The flexible polyurethane cold-cure mold foam according to any one of claims 3 to 5, which is a mixture containing the mixture in a weight ratio of 50 to 50. 8. The flexible polyurethane cold-cure mold foam according to claim 3, wherein the compound having a nitrogen-phosphorus double bond is a phosphazenium compound or a phosphine oxide compound. 9. A polymer polyol in which fine particles of a polymer obtained by radical polymerization of a polyol and / or a compound having an unsaturated bond in the polyol are dispersed in the polyol; water; a catalyst; and a polyisocyanate. A method for producing a flexible polyurethane cold-cure mold foam obtained from the above, wherein the polyol has (1) a hydroxyl value of 15 mgKOH / g or more and 25 mgKOH / g or less, and a total degree of unsaturation of 0.060 m
eq / g or less polyoxyalkylene polyol,
(2) The hydroxyl value exceeds 25 mgKOH / g, and the
/ G or less and a polyoxyalkylene polyol having a total degree of unsaturation of 0.050 meq / g or less, and (3) a hydroxyl group exceeding 35 mgKOH / g and 45 mgKOH / g or less and a total degree of unsaturation of 0.040 meq / g The method for producing a flexible polyurethane cold-cure mold foam according to claim 1 or 2, wherein the polyoxyalkylene polyol is any polyoxyalkylene polyol selected from the group consisting of the following polyoxyalkylene polyols. 10. The polyol is synthesized using a catalyst containing at least one of a compound having a nitrogen-phosphorus double bond and one of cesium hydroxide and rubidium hydroxide. A method for producing the flexible polyurethane cold-cure mold foam according to claim 9. 11. The flexible polyurethane cold according to claim 9, wherein a viscosity of the resin premix containing at least a polyol and / or a polymer polyol, water and a catalyst is 2500 mPa · s or less. Manufacturing method of cure mold foam. 12. The method according to claim 9, wherein said polyisocyanate is toluylene diisocyanate.
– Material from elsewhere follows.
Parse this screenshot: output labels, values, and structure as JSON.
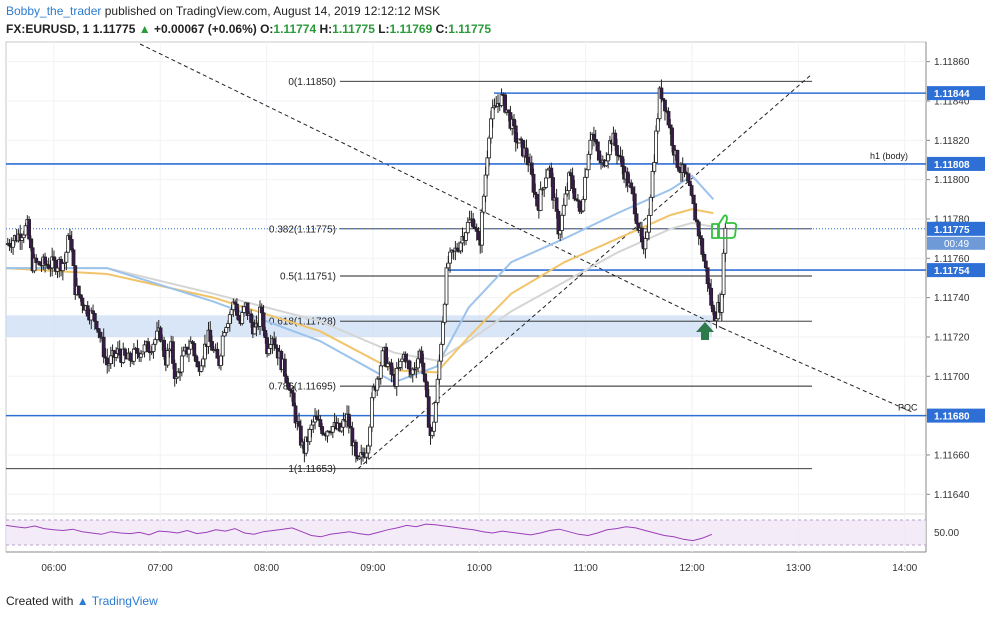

The method for producing a flexible polyurethane cold-cured foam according to any one of the above. 13. The polyisocyanate according to claim 1, wherein the toluylene diisocyanate is represented by the general formula (1): ## STR2 ## With polymethylene polyphenyl polyisocyanate represented by the formula: wherein n = 0 or an integer of 1 or more.
The method for producing a flexible polyurethane cold-cure mold foam according to any one of claims 9 to 11, wherein the mixture is a mixture containing the mixture in a weight ratio of 50 to 50. 14. The method for producing a flexible polyurethane cold-cure mold foam according to claim 9, wherein the compound having a nitrogen-phosphorus double bond is a phosphazenium compound or a phosphine oxide compound.